A "vehicle" responsible for the delivery of the project must act as a steward, actively resisting change.

However, it is also important that some of the initial design elements are only indicative because technology can change quickly and frequently. The public sector should look to the private sector for innovation, to ensure that the infrastructure is not functionally obsolete before it’s physically obsolete.

Future-proofing contracts was very topical at the conference. Agreements must be flexible enough to accommodate change, such as the use of the building. Otherwise, long-term PPPs can be an encumbrance rather than a source of innovation.

Canadian PPPs have come a long way. Lifecycle expectations are now incorporated into contracts and often include commercial incentives to balance short-term and long-term needs.

Canadian attitudes

Surveys reveal that public support of PPPs in Canada is at an all-time high. Two-thirds of Canadians support their use to deliver critical infrastructure. The country’s youth are the strongest supporters, with 74 per cent indicating positive support.
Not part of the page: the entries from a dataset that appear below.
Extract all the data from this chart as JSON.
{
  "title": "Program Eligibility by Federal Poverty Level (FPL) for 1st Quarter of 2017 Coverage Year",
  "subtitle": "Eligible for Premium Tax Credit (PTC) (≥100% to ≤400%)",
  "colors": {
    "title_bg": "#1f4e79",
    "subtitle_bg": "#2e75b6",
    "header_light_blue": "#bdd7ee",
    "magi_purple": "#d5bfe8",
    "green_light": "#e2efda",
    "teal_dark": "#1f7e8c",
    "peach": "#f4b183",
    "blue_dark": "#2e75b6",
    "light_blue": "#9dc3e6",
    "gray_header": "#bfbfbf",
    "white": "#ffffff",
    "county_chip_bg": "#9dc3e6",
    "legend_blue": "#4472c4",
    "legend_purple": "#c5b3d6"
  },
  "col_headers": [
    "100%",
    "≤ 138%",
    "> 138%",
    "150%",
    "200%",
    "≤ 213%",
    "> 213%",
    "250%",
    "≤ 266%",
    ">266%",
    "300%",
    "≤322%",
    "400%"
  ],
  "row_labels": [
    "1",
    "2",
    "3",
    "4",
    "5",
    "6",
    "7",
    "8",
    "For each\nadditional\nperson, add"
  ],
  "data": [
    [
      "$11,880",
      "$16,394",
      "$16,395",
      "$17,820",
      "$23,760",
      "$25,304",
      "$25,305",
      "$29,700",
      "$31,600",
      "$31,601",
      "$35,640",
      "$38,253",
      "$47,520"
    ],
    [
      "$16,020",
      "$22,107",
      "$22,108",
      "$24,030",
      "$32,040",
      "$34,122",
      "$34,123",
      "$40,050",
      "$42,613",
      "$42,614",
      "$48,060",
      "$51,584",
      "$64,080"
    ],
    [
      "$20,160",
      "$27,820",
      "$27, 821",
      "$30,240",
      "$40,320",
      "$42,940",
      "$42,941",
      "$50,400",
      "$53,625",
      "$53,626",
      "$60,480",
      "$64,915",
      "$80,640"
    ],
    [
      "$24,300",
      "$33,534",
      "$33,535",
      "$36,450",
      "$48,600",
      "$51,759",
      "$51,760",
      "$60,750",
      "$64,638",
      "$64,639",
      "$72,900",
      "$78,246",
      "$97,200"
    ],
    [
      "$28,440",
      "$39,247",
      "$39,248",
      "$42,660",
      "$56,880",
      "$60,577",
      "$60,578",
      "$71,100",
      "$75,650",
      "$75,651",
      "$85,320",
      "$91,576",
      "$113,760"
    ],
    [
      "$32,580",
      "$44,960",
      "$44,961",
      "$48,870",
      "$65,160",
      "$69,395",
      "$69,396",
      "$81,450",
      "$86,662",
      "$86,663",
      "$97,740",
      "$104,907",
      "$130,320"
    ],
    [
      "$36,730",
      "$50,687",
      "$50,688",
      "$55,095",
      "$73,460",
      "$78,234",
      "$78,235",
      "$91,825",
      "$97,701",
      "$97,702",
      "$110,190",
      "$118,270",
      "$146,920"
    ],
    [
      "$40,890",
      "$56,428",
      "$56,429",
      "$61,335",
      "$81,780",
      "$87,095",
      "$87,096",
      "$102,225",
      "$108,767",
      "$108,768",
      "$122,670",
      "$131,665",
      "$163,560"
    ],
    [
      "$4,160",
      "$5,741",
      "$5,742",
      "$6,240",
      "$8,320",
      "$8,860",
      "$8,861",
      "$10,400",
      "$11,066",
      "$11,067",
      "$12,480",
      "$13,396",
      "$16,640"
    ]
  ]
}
Canadians have learned from the mistakes made in the UK by incorporating flexibility into their contracts. In addition, all projects have a protection clause to accommodate political change in case, for example, a new government discontinues PPPs.


What makes a successful PPP? The message at the conference was clear: public interest is paramount, value for money must be demonstrable, accountability must be maintained and innovation and transparency are critical.

Now that Canada has learned from the UK, how can we learn from Canada?